Russel Crowe is my favorite actor named after a misspelled bird but Ethan Hawke is a close second
If you see a “lost & found” box in the proctologist’s office keep walking.
Carol got out of the car with a box of donuts, so helped her carry them in, who said chivalry is dead.
JOHN MAYER: i wanna run through the halls of my high school
ME: i do not relate
JOHN MAYER: i wanna scream at the top of my lungs
ME: [nodding] ok now we’re talking
When someone cries, “No one gets me”
I immediately snatch them and put them in my trunk and yell, “I got you”!
WIFE: can you put the baby to sleep
ME: *trying to get the baby in a chokehold* his head’s too small it’s not working
My kids made a mess this morning pretending to be leprechauns. They don’t know it yet, but after school they get to pretend to be janitors.
Oh, you asked if I had a perfect BEACH body.

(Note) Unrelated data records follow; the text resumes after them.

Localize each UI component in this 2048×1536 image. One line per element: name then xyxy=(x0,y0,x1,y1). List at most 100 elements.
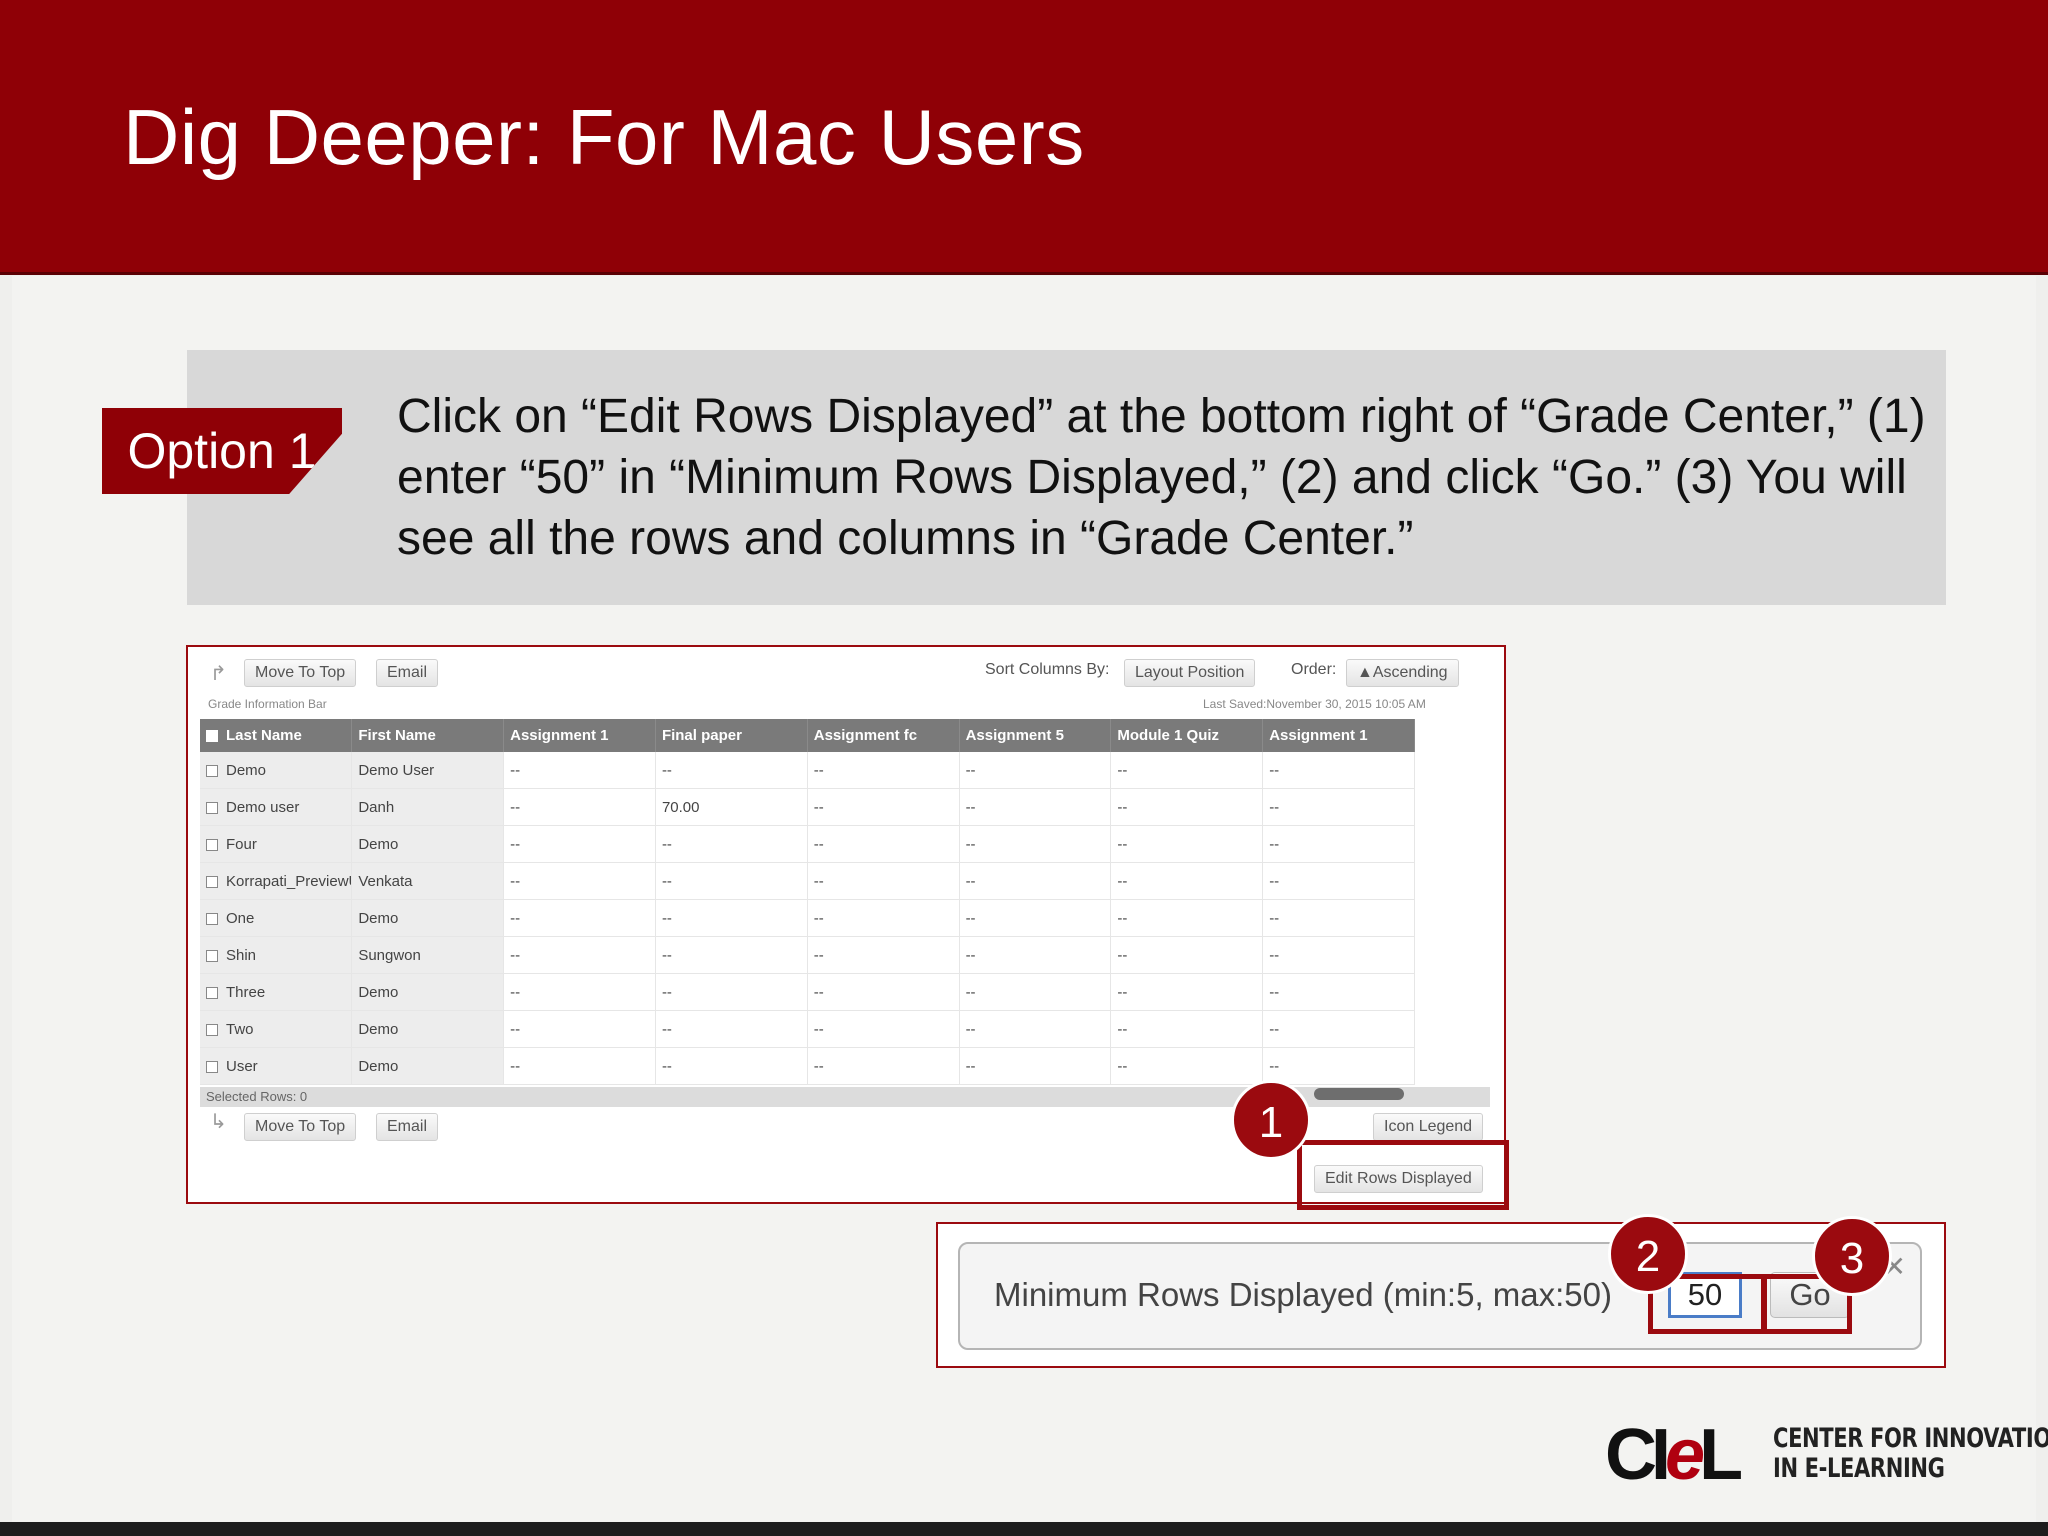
grade-cell[interactable]: -- xyxy=(1110,936,1264,974)
column-header[interactable]: Last Name xyxy=(200,719,353,752)
row-checkbox[interactable] xyxy=(206,986,218,999)
row-checkbox[interactable] xyxy=(206,949,218,962)
column-header[interactable]: Assignment 5 xyxy=(959,719,1112,752)
row-checkbox[interactable] xyxy=(206,1023,218,1036)
grade-cell[interactable]: -- xyxy=(503,936,656,974)
grade-cell[interactable]: -- xyxy=(1262,752,1415,789)
grade-cell[interactable]: -- xyxy=(655,936,808,974)
grade-cell[interactable]: -- xyxy=(1262,788,1415,826)
first-name-cell: Demo xyxy=(351,825,505,863)
last-name-cell: One xyxy=(200,899,353,937)
grade-cell[interactable]: -- xyxy=(503,973,656,1011)
grade-cell[interactable]: -- xyxy=(807,825,960,863)
column-header[interactable]: Final paper xyxy=(655,719,808,752)
column-header[interactable]: Assignment 1 xyxy=(503,719,656,752)
email-button[interactable]: Email xyxy=(376,659,439,687)
grade-cell[interactable]: -- xyxy=(1110,973,1264,1011)
grade-table: Last Name First Name Assignment 1 Final … xyxy=(200,719,1415,1085)
move-to-top-button[interactable]: Move To Top xyxy=(244,659,357,687)
grade-cell[interactable]: -- xyxy=(959,973,1112,1011)
grade-cell[interactable]: -- xyxy=(1110,862,1264,900)
grade-cell[interactable]: -- xyxy=(807,862,960,900)
grade-cell[interactable]: -- xyxy=(1262,936,1415,974)
first-name-cell: Demo xyxy=(351,899,505,937)
row-checkbox[interactable] xyxy=(206,875,218,888)
grade-cell[interactable]: -- xyxy=(655,1047,808,1085)
grade-cell[interactable]: -- xyxy=(1262,825,1415,863)
row-checkbox[interactable] xyxy=(206,838,218,851)
icon-legend-button[interactable]: Icon Legend xyxy=(1373,1113,1484,1141)
first-name-cell: Venkata xyxy=(351,862,505,900)
grade-cell[interactable]: -- xyxy=(1262,1010,1415,1048)
table-row[interactable]: Demo user Danh -- 70.00 -- -- -- -- xyxy=(200,788,1415,826)
table-row[interactable]: One Demo -- -- -- -- -- -- xyxy=(200,899,1415,937)
email-button-bottom[interactable]: Email xyxy=(376,1113,439,1141)
grade-cell[interactable]: -- xyxy=(1110,788,1264,826)
first-name-cell: Danh xyxy=(351,788,505,826)
sort-columns-select[interactable]: Layout Position xyxy=(1124,659,1256,687)
grade-cell[interactable]: -- xyxy=(807,973,960,1011)
grade-cell[interactable]: -- xyxy=(959,899,1112,937)
column-header[interactable]: Module 1 Quiz xyxy=(1110,719,1264,752)
minimum-rows-label: Minimum Rows Displayed (min:5, max:50) xyxy=(994,1276,1612,1313)
first-name-cell: Demo User xyxy=(351,752,505,789)
grade-cell[interactable]: -- xyxy=(655,899,808,937)
column-header[interactable]: Assignment 1 xyxy=(1262,719,1415,752)
row-checkbox[interactable] xyxy=(206,912,218,925)
grade-cell[interactable]: -- xyxy=(959,788,1112,826)
table-row[interactable]: Demo Demo User -- -- -- -- -- -- xyxy=(200,752,1415,789)
instruction-callout: Click on “Edit Rows Displayed” at the bo… xyxy=(187,350,1946,605)
row-checkbox[interactable] xyxy=(206,801,218,814)
grade-cell[interactable]: -- xyxy=(959,862,1112,900)
grade-cell[interactable]: -- xyxy=(503,1047,656,1085)
grade-cell[interactable]: -- xyxy=(503,1010,656,1048)
table-row[interactable]: User Demo -- -- -- -- -- -- xyxy=(200,1047,1415,1085)
grade-cell[interactable]: -- xyxy=(655,752,808,789)
grade-cell[interactable]: -- xyxy=(807,899,960,937)
grade-cell[interactable]: -- xyxy=(1262,973,1415,1011)
row-checkbox[interactable] xyxy=(206,764,218,777)
grade-cell[interactable]: -- xyxy=(1110,899,1264,937)
horizontal-scrollbar[interactable] xyxy=(1314,1088,1404,1100)
table-row[interactable]: Korrapati_PreviewU Venkata -- -- -- -- -- -- xyxy=(200,862,1415,900)
grade-cell[interactable]: -- xyxy=(503,752,656,789)
grade-cell[interactable]: -- xyxy=(503,862,656,900)
grade-cell[interactable]: -- xyxy=(959,825,1112,863)
grade-cell[interactable]: -- xyxy=(807,788,960,826)
grade-cell[interactable]: -- xyxy=(807,752,960,789)
grade-cell[interactable]: -- xyxy=(655,862,808,900)
grade-cell[interactable]: -- xyxy=(655,973,808,1011)
grade-cell[interactable]: -- xyxy=(959,752,1112,789)
grade-cell[interactable]: -- xyxy=(655,1010,808,1048)
last-name-cell: Four xyxy=(200,825,353,863)
order-select[interactable]: ▲Ascending xyxy=(1346,659,1459,687)
grade-cell[interactable]: -- xyxy=(1110,1047,1264,1085)
table-row[interactable]: Two Demo -- -- -- -- -- -- xyxy=(200,1010,1415,1048)
grade-cell[interactable]: -- xyxy=(1110,752,1264,789)
row-checkbox[interactable] xyxy=(206,1060,218,1073)
grade-cell[interactable]: -- xyxy=(959,1010,1112,1048)
grade-cell[interactable]: -- xyxy=(655,825,808,863)
grade-cell[interactable]: -- xyxy=(1262,899,1415,937)
last-name-cell: User xyxy=(200,1047,353,1085)
grade-cell[interactable]: -- xyxy=(807,1047,960,1085)
table-row[interactable]: Shin Sungwon -- -- -- -- -- -- xyxy=(200,936,1415,974)
grade-cell[interactable]: -- xyxy=(503,825,656,863)
grade-cell[interactable]: -- xyxy=(503,899,656,937)
column-header[interactable]: Assignment fc xyxy=(807,719,960,752)
table-row[interactable]: Four Demo -- -- -- -- -- -- xyxy=(200,825,1415,863)
grade-cell[interactable]: -- xyxy=(1262,1047,1415,1085)
move-to-top-button-bottom[interactable]: Move To Top xyxy=(244,1113,357,1141)
grade-cell[interactable]: -- xyxy=(807,936,960,974)
grade-cell[interactable]: -- xyxy=(1110,1010,1264,1048)
grade-cell[interactable]: 70.00 xyxy=(655,788,808,826)
grade-cell[interactable]: -- xyxy=(959,1047,1112,1085)
grade-cell[interactable]: -- xyxy=(503,788,656,826)
grade-cell[interactable]: -- xyxy=(1262,862,1415,900)
grade-cell[interactable]: -- xyxy=(959,936,1112,974)
table-row[interactable]: Three Demo -- -- -- -- -- -- xyxy=(200,973,1415,1011)
grade-cell[interactable]: -- xyxy=(1110,825,1264,863)
select-all-checkbox[interactable] xyxy=(206,730,218,743)
grade-cell[interactable]: -- xyxy=(807,1010,960,1048)
column-header[interactable]: First Name xyxy=(351,719,505,752)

Now I see why you were confused when I said “Yes, I’m round, ripe & covered in fuzz.”
My mailman says all the letters he gives me are sent by “forces beyond [his] control” and it’s not up to him whether they contain good news or bad news… literally doing the ~~I’m just a messenger~~ thing in 2021 like I’m a clueless little child
If you were thinking of having kids, just know my 5 yr old daughter is upset and crying because her 3 yr old sister likes the same color as her.
Wife: Hey can you-
Me: Shhh. I’m in another stupid useless frigging Zoom meeting.

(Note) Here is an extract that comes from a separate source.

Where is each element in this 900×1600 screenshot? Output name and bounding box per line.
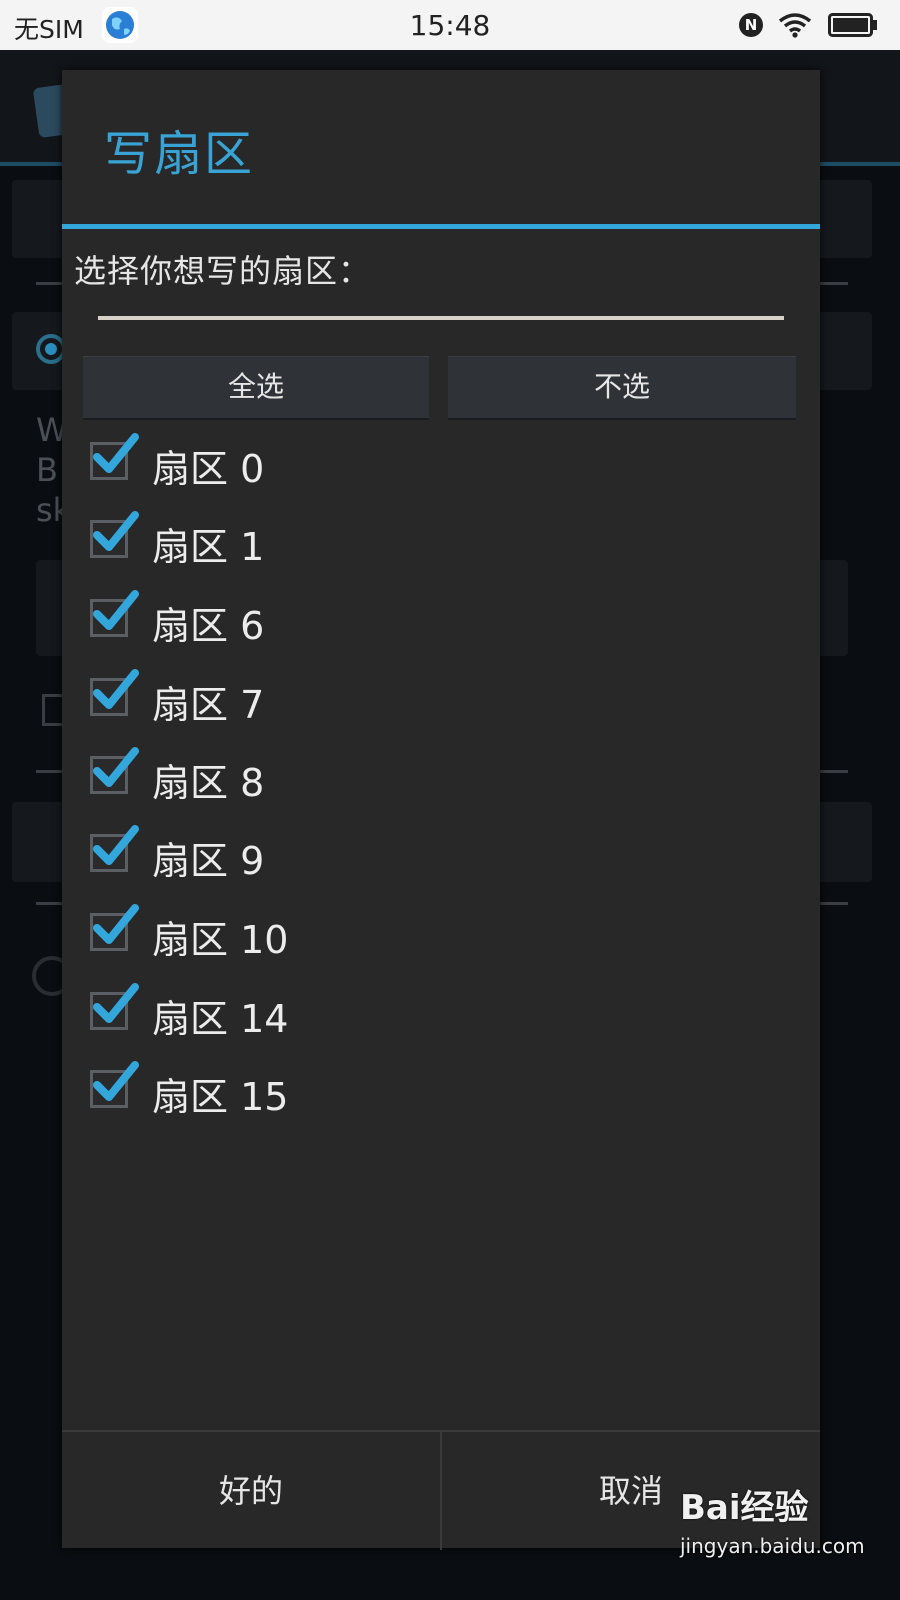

Boss: Okay just a reminder to put yourselves on mute.
[creating man]
GOD: They need air to live
ANGEL: Done
G: And food
A: Ok
G: Use the same hole for air and food so they die sometimes
A: wtf?
her: this is the worst date EVER
me: ugh. i told you not to eat the pit
PHYSICIAN: some truly wonderful news
CURED HAM: thank you so much doctor
Dogs have a tendency to bark just to hear themselves bark. Reminds me of some people I know.
This day in history. 1701. Maryland legalized divorce in cases where the wife displeased their clergyman. What kind of kinky cult was that?
I fell in love with a female electrician.
…She was a real live wire and i took her ohm with me.
Dad: People overcome adversity all the time. Look at Beethoven. They told him he was deaf, but did he listen?
Me: *never blinks again*
I never finish anything. I have a black belt in partial arts.
My son told me he came downstairs after we tucked him in last night and he heard “gorilla sounds” coming from our bedroom. I never thought we’d have ‘the talk’ this soon, but I sat him down and told him about irritable bowel syndrome.
Remember kids, if you’re driving in the snow and start skidding, turn into the direction of the cheapest car.